OpenAI is stepping into life sciences with a new LLM designed to optimize proteins. Early testing suggests the system might work better than human researchers at certain tasks.
Working with startup Retro Biosciences, OpenAI has created a specialized language model called GPT-4b micro. The model focuses on improving Yamanaka factors - proteins that can turn regular cells into stem cells. Scientists see this process as a promising way to rejuvenate tissue and potentially grow human organs.
The team trained GPT-4b micro on protein sequences from various species and data about how proteins interact with each other. Similar to how ChatGPT completes sentences, this model suggests different versions of proteins that researchers can then test in the lab.
This approach is different from Google's Alphafold, which uses a diffusion network, similar to AI image generators. According to Retro CEO Betts-Lacroix, their language model approach works particularly well with Yamanaka proteins, which have a "floppy and unstructured" nature. However, the team still isn't sure exactly how the model reaches its conclusions.
Early results show promise, but lack external validation
OpenAI researcher John Hallman told Technology Review that "across the board," the model's protein suggestions "seem better than what the scientists were able to produce by themselves." Tests show two Yamanaka factors improved by up to 50 times compared to existing versions.
While these results sound encouraging, they should be treated with caution.
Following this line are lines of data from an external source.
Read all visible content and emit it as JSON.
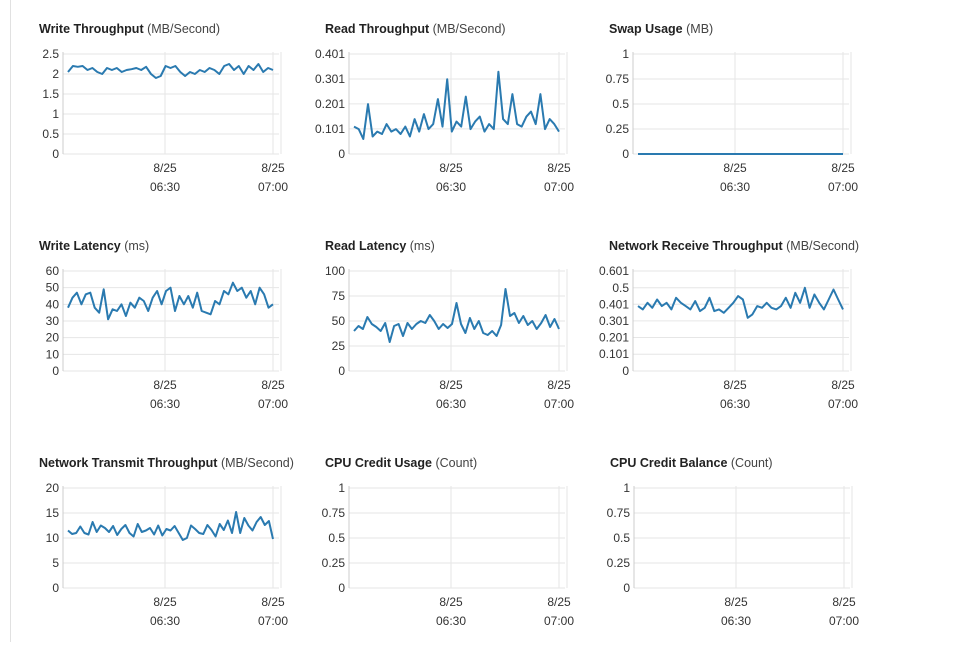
{
  "x_ticks": [
    {
      "date": "8/25",
      "time": "06:30"
    },
    {
      "date": "8/25",
      "time": "07:00"
    }
  ],
  "colors": {
    "line": "#2a7ab0",
    "grid": "#e6e6e6",
    "axis": "#cccccc",
    "text": "#333333"
  },
  "panels": [
    {
      "id": "write-throughput",
      "title": "Write Throughput",
      "unit": "(MB/Second)",
      "y_ticks": [
        "0",
        "0.5",
        "1",
        "1.5",
        "2",
        "2.5"
      ],
      "ylim": [
        0,
        2.5
      ],
      "values": [
        2.05,
        2.2,
        2.18,
        2.2,
        2.1,
        2.15,
        2.05,
        2.0,
        2.15,
        2.1,
        2.15,
        2.05,
        2.1,
        2.12,
        2.15,
        2.1,
        2.18,
        2.0,
        1.9,
        1.95,
        2.2,
        2.15,
        2.2,
        2.05,
        1.95,
        2.05,
        2.0,
        2.1,
        2.05,
        2.15,
        2.1,
        2.0,
        2.2,
        2.25,
        2.1,
        2.2,
        2.0,
        2.2,
        2.1,
        2.25,
        2.05,
        2.15,
        2.1
      ]
    },
    {
      "id": "read-throughput",
      "title": "Read Throughput",
      "unit": "(MB/Second)",
      "y_ticks": [
        "0",
        "0.101",
        "0.201",
        "0.301",
        "0.401"
      ],
      "ylim": [
        0,
        0.401
      ],
      "values": [
        0.11,
        0.1,
        0.06,
        0.2,
        0.07,
        0.09,
        0.08,
        0.12,
        0.09,
        0.1,
        0.08,
        0.11,
        0.07,
        0.14,
        0.09,
        0.16,
        0.1,
        0.12,
        0.22,
        0.11,
        0.3,
        0.09,
        0.13,
        0.11,
        0.23,
        0.1,
        0.13,
        0.15,
        0.09,
        0.12,
        0.1,
        0.33,
        0.14,
        0.12,
        0.24,
        0.12,
        0.11,
        0.15,
        0.17,
        0.12,
        0.24,
        0.1,
        0.14,
        0.12,
        0.09
      ]
    },
    {
      "id": "swap-usage",
      "title": "Swap Usage",
      "unit": "(MB)",
      "y_ticks": [
        "0",
        "0.25",
        "0.5",
        "0.75",
        "1"
      ],
      "ylim": [
        0,
        1
      ],
      "values": [
        0,
        0
      ]
    },
    {
      "id": "write-latency",
      "title": "Write Latency",
      "unit": "(ms)",
      "y_ticks": [
        "0",
        "10",
        "20",
        "30",
        "40",
        "50",
        "60"
      ],
      "ylim": [
        0,
        60
      ],
      "values": [
        38,
        44,
        47,
        40,
        46,
        47,
        38,
        35,
        49,
        31,
        37,
        36,
        40,
        33,
        41,
        38,
        44,
        42,
        36,
        44,
        48,
        40,
        48,
        50,
        36,
        45,
        40,
        45,
        38,
        47,
        36,
        35,
        34,
        42,
        40,
        48,
        46,
        53,
        48,
        50,
        44,
        48,
        40,
        50,
        46,
        38,
        40
      ]
    },
    {
      "id": "read-latency",
      "title": "Read Latency",
      "unit": "(ms)",
      "y_ticks": [
        "0",
        "25",
        "50",
        "75",
        "100"
      ],
      "ylim": [
        0,
        100
      ],
      "values": [
        40,
        45,
        42,
        54,
        47,
        44,
        40,
        48,
        29,
        45,
        47,
        35,
        48,
        42,
        47,
        50,
        48,
        56,
        50,
        42,
        47,
        43,
        47,
        68,
        47,
        38,
        53,
        42,
        50,
        38,
        36,
        40,
        35,
        46,
        82,
        55,
        58,
        48,
        55,
        46,
        50,
        42,
        48,
        56,
        44,
        52,
        42
      ]
    },
    {
      "id": "network-receive-throughput",
      "title": "Network Receive Throughput",
      "unit": "(MB/Second)",
      "y_ticks": [
        "0",
        "0.101",
        "0.201",
        "0.301",
        "0.401",
        "0.5",
        "0.601"
      ],
      "ylim": [
        0,
        0.601
      ],
      "values": [
        0.39,
        0.37,
        0.41,
        0.38,
        0.43,
        0.39,
        0.41,
        0.37,
        0.44,
        0.41,
        0.39,
        0.37,
        0.42,
        0.36,
        0.38,
        0.44,
        0.36,
        0.37,
        0.35,
        0.38,
        0.41,
        0.45,
        0.43,
        0.32,
        0.34,
        0.39,
        0.38,
        0.41,
        0.38,
        0.37,
        0.39,
        0.44,
        0.38,
        0.47,
        0.41,
        0.5,
        0.38,
        0.46,
        0.41,
        0.37,
        0.43,
        0.49,
        0.43,
        0.37
      ]
    },
    {
      "id": "network-transmit-throughput",
      "title": "Network Transmit Throughput",
      "unit": "(MB/Second)",
      "y_ticks": [
        "0",
        "5",
        "10",
        "15",
        "20"
      ],
      "ylim": [
        0,
        20
      ],
      "values": [
        11.5,
        10.8,
        11.0,
        12.3,
        11.0,
        10.7,
        13.2,
        11.2,
        12.5,
        12.0,
        11.2,
        12.4,
        10.6,
        11.8,
        12.6,
        11.0,
        10.3,
        12.8,
        11.2,
        11.5,
        12.0,
        10.7,
        12.5,
        10.5,
        11.8,
        11.5,
        12.4,
        11.0,
        9.6,
        10.0,
        12.5,
        11.8,
        11.0,
        10.8,
        12.6,
        11.6,
        10.3,
        12.8,
        11.6,
        13.5,
        11.0,
        15.2,
        11.0,
        14.0,
        12.5,
        11.5,
        13.2,
        14.2,
        12.6,
        13.4,
        9.8
      ]
    },
    {
      "id": "cpu-credit-usage",
      "title": "CPU Credit Usage",
      "unit": "(Count)",
      "y_ticks": [
        "0",
        "0.25",
        "0.5",
        "0.75",
        "1"
      ],
      "ylim": [
        0,
        1
      ],
      "values": []
    },
    {
      "id": "cpu-credit-balance",
      "title": "CPU Credit Balance",
      "unit": "(Count)",
      "y_ticks": [
        "0",
        "0.25",
        "0.5",
        "0.75",
        "1"
      ],
      "ylim": [
        0,
        1
      ],
      "values": []
    }
  ],
  "chart_data": [
    {
      "type": "line",
      "title": "Write Throughput (MB/Second)",
      "x": [
        "8/25 06:30",
        "8/25 07:00"
      ],
      "ylim": [
        0,
        2.5
      ]
    },
    {
      "type": "line",
      "title": "Read Throughput (MB/Second)",
      "x": [
        "8/25 06:30",
        "8/25 07:00"
      ],
      "ylim": [
        0,
        0.401
      ]
    },
    {
      "type": "line",
      "title": "Swap Usage (MB)",
      "x": [
        "8/25 06:30",
        "8/25 07:00"
      ],
      "ylim": [
        0,
        1
      ]
    },
    {
      "type": "line",
      "title": "Write Latency (ms)",
      "x": [
        "8/25 06:30",
        "8/25 07:00"
      ],
      "ylim": [
        0,
        60
      ]
    },
    {
      "type": "line",
      "title": "Read Latency (ms)",
      "x": [
        "8/25 06:30",
        "8/25 07:00"
      ],
      "ylim": [
        0,
        100
      ]
    },
    {
      "type": "line",
      "title": "Network Receive Throughput (MB/Second)",
      "x": [
        "8/25 06:30",
        "8/25 07:00"
      ],
      "ylim": [
        0,
        0.601
      ]
    },
    {
      "type": "line",
      "title": "Network Transmit Throughput (MB/Second)",
      "x": [
        "8/25 06:30",
        "8/25 07:00"
      ],
      "ylim": [
        0,
        20
      ]
    },
    {
      "type": "line",
      "title": "CPU Credit Usage (Count)",
      "x": [
        "8/25 06:30",
        "8/25 07:00"
      ],
      "ylim": [
        0,
        1
      ]
    },
    {
      "type": "line",
      "title": "CPU Credit Balance (Count)",
      "x": [
        "8/25 06:30",
        "8/25 07:00"
      ],
      "ylim": [
        0,
        1
      ]
    }
  ]
}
Outside scientists won't be able to verify these claims until OpenAI and Retro publish their research - something they plan to do but haven't done yet.
The model isn't available to the public, and there's no clear timeline for when it might become a product. OpenAI hasn't decided whether to integrate this technology into their existing reasoning models or develop it as a separate tool.
It's worth noting that OpenAI CEO Sam Altman has invested $180 million in Retro Biosciences.